In this thing they listened to, a brief list of ways the planet is endangered was presented. The first one was the worst, the possibility of a release of methane gas that could, within 20 years, kill off the human race and most other animals. They were kinda of upset by this.
I didn’t want to ruin the visit with my questions, but I’d never heard of this, and that made me want to find out about it. I had no opinion, other than the curiosity of why I hadn’t heard of it before. Turns out, the prediction was made by one person, who managed to get an article in the New Yorker. It was quickly countered with all the reasons why it was unlikely to really happen and the minimal science that it was based on. The things needed to be done to prevent it are the same things we need to do to prevent AGW. To me, it was irresponsible of her to present this as if it was science and to leave out so many details in the presentation.
All that aside, what it’s left me wondering is, what does it take? I use this environmentalist example to show it is not a politically based question, but it is the same as people hearing something, like Dominion voting machine rigging or fake ballots being shipped in the middle of the night, of faked moon landings or whatever.

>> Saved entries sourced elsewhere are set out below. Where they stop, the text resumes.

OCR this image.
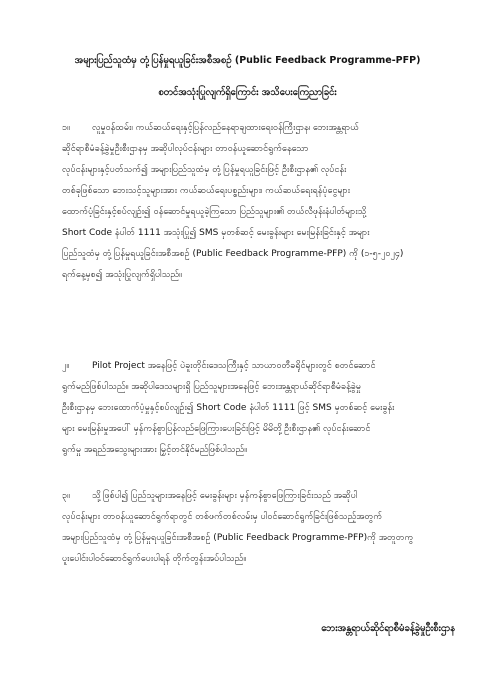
အများပြည်သူထံမှ တုံ့ပြန်မှုရယူခြင်းအစီအစဉ် (Public Feedback Programme-PFP)
စတင်အသုံးပြုလျက်ရှိကြောင်း အသိပေးကြေညာခြင်း
၁။ လူမှုဝန်ထမ်း၊ ကယ်ဆယ်ရေးနှင့်ပြန်လည်နေရာချထားရေးဝန်ကြီးဌာန၊ ဘေးအန္တရာယ်
ဆိုင်ရာစီမံခန့်ခွဲမှုဦးစီးဌာနမှ အဆိုပါလုပ်ငန်းများ တာဝန်ယူဆောင်ရွက်နေသော
လုပ်ငန်းများနှင့်ပတ်သက်၍ အများပြည်သူထံမှ တုံ့ပြန်မှုရယူခြင်းဖြင့် ဦးစီးဌာန၏ လုပ်ငန်း
တစ်ခုဖြစ်သော ဘေးသင့်သူများအား ကယ်ဆယ်ရေးပစ္စည်းများ၊ ကယ်ဆယ်ရေးရန်ပုံငွေများ
ထောက်ပံ့ခြင်းနှင့်စပ်လျဉ်း၍ ဝန်ဆောင်မှုရယူခဲ့ကြသော ပြည်သူများ၏ တယ်လီဖုန်းနံပါတ်များသို့
Short Code နံပါတ် 1111 အသုံးပြု၍ SMS မှတစ်ဆင့် မေးခွန်းများ မေးမြန်းခြင်းနှင့် အများ
ပြည်သူထံမှ တုံ့ပြန်မှုရယူခြင်းအစီအစဉ် (Public Feedback Programme-PFP) ကို (၁-၅-၂၀၂၄)
ရက်နေ့မှစ၍ အသုံးပြုလျက်ရှိပါသည်။
၂။	Pilot Project အနေဖြင့် ပဲခူးတိုင်းဒေသကြီးနှင့် သာယာဝတီခရိုင်များတွင် စတင်ဆောင်
ရွက်မည်ဖြစ်ပါသည်။ အဆိုပါဒေသများရှိ ပြည်သူများအနေဖြင့် ဘေးအန္တရာယ်ဆိုင်ရာစီမံခန့်ခွဲမှု
ဦးစီးဌာနမှ ဘေးထောက်ပံ့မှုနှင့်စပ်လျဉ်း၍ Short Code နံပါတ် 1111 ဖြင့် SMS မှတစ်ဆင့် မေးခွန်း
များ မေးမြန်းမှုအပေါ် မှန်ကန်စွာပြန်လည်ဖြေကြားပေးခြင်းဖြင့် မိမိတို့ဦးစီးဌာန၏ လုပ်ငန်းဆောင်
ရွက်မှု အရည်အသွေးများအား မြှင့်တင်နိုင်မည်ဖြစ်ပါသည်။
၃။ သို့ဖြစ်ပါ၍ ပြည်သူများအနေဖြင့် မေးခွန်းများ မှန်ကန်စွာဖြေကြားခြင်းသည် အဆိုပါ
လုပ်ငန်းများ တာဝန်ယူဆောင်ရွက်ရာတွင် တစ်ဖက်တစ်လမ်းမှ ပါဝင်ဆောင်ရွက်ခြင်းဖြစ်သည့်အတွက်
အများပြည်သူထံမှ တုံ့ပြန်မှုရယူခြင်းအစီအစဉ် (Public Feedback Programme-PFP)ကို အတူတကွ
ပူးပေါင်းပါဝင်ဆောင်ရွက်ပေးပါရန် တိုက်တွန်းအပ်ပါသည်။
ဘေးအန္တရာယ်ဆိုင်ရာစီမံခန့်ခွဲမှုဦးစီးဌာန
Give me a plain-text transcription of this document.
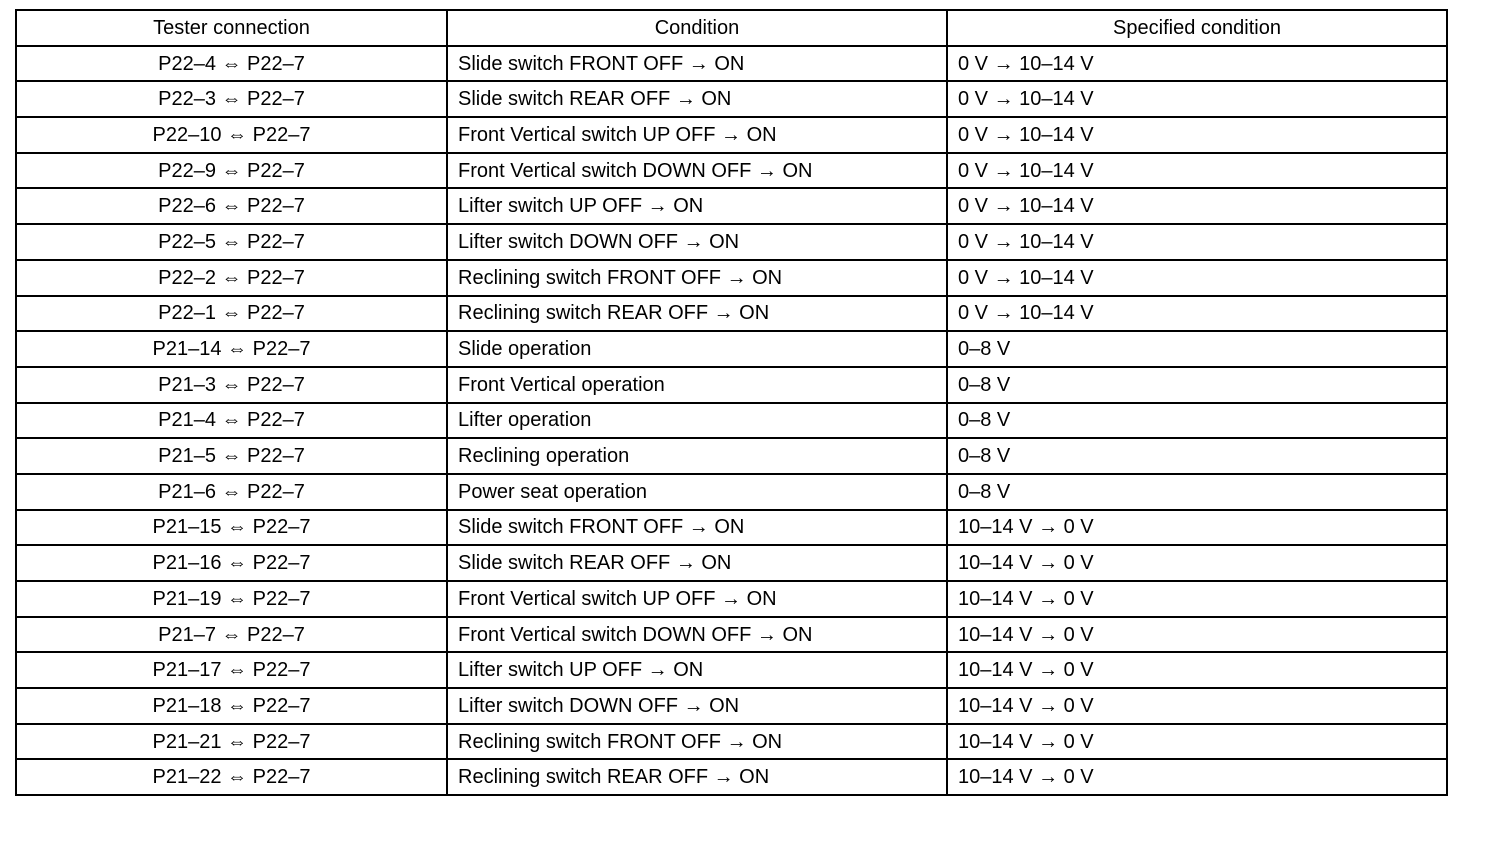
Tester connection	Condition	Specified condition
P22–4 ⇔ P22–7	Slide switch FRONT OFF → ON	0 V → 10–14 V
P22–3 ⇔ P22–7	Slide switch REAR OFF → ON	0 V → 10–14 V
P22–10 ⇔ P22–7	Front Vertical switch UP OFF → ON	0 V → 10–14 V
P22–9 ⇔ P22–7	Front Vertical switch DOWN OFF → ON	0 V → 10–14 V
P22–6 ⇔ P22–7	Lifter switch UP OFF → ON	0 V → 10–14 V
P22–5 ⇔ P22–7	Lifter switch DOWN OFF → ON	0 V → 10–14 V
P22–2 ⇔ P22–7	Reclining switch FRONT OFF → ON	0 V → 10–14 V
P22–1 ⇔ P22–7	Reclining switch REAR OFF → ON	0 V → 10–14 V
P21–14 ⇔ P22–7	Slide operation	0–8 V
P21–3 ⇔ P22–7	Front Vertical operation	0–8 V
P21–4 ⇔ P22–7	Lifter operation	0–8 V
P21–5 ⇔ P22–7	Reclining operation	0–8 V
P21–6 ⇔ P22–7	Power seat operation	0–8 V
P21–15 ⇔ P22–7	Slide switch FRONT OFF → ON	10–14 V → 0 V
P21–16 ⇔ P22–7	Slide switch REAR OFF → ON	10–14 V → 0 V
P21–19 ⇔ P22–7	Front Vertical switch UP OFF → ON	10–14 V → 0 V
P21–7 ⇔ P22–7	Front Vertical switch DOWN OFF → ON	10–14 V → 0 V
P21–17 ⇔ P22–7	Lifter switch UP OFF → ON	10–14 V → 0 V
P21–18 ⇔ P22–7	Lifter switch DOWN OFF → ON	10–14 V → 0 V
P21–21 ⇔ P22–7	Reclining switch FRONT OFF → ON	10–14 V → 0 V
P21–22 ⇔ P22–7	Reclining switch REAR OFF → ON	10–14 V → 0 V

Once a premise has been accepted, information can be piled on to support it. I don’t want to call that info “facts” since they aren’t, but they look very much like other facts, if you accept the premise. Psychologically, statements of fact that counter the alternative facts just drive the person deeper into their belief. For me, it’s as simple as “I never heard of that, I’d like to know more.” I don’t how to foster that simple curiosity.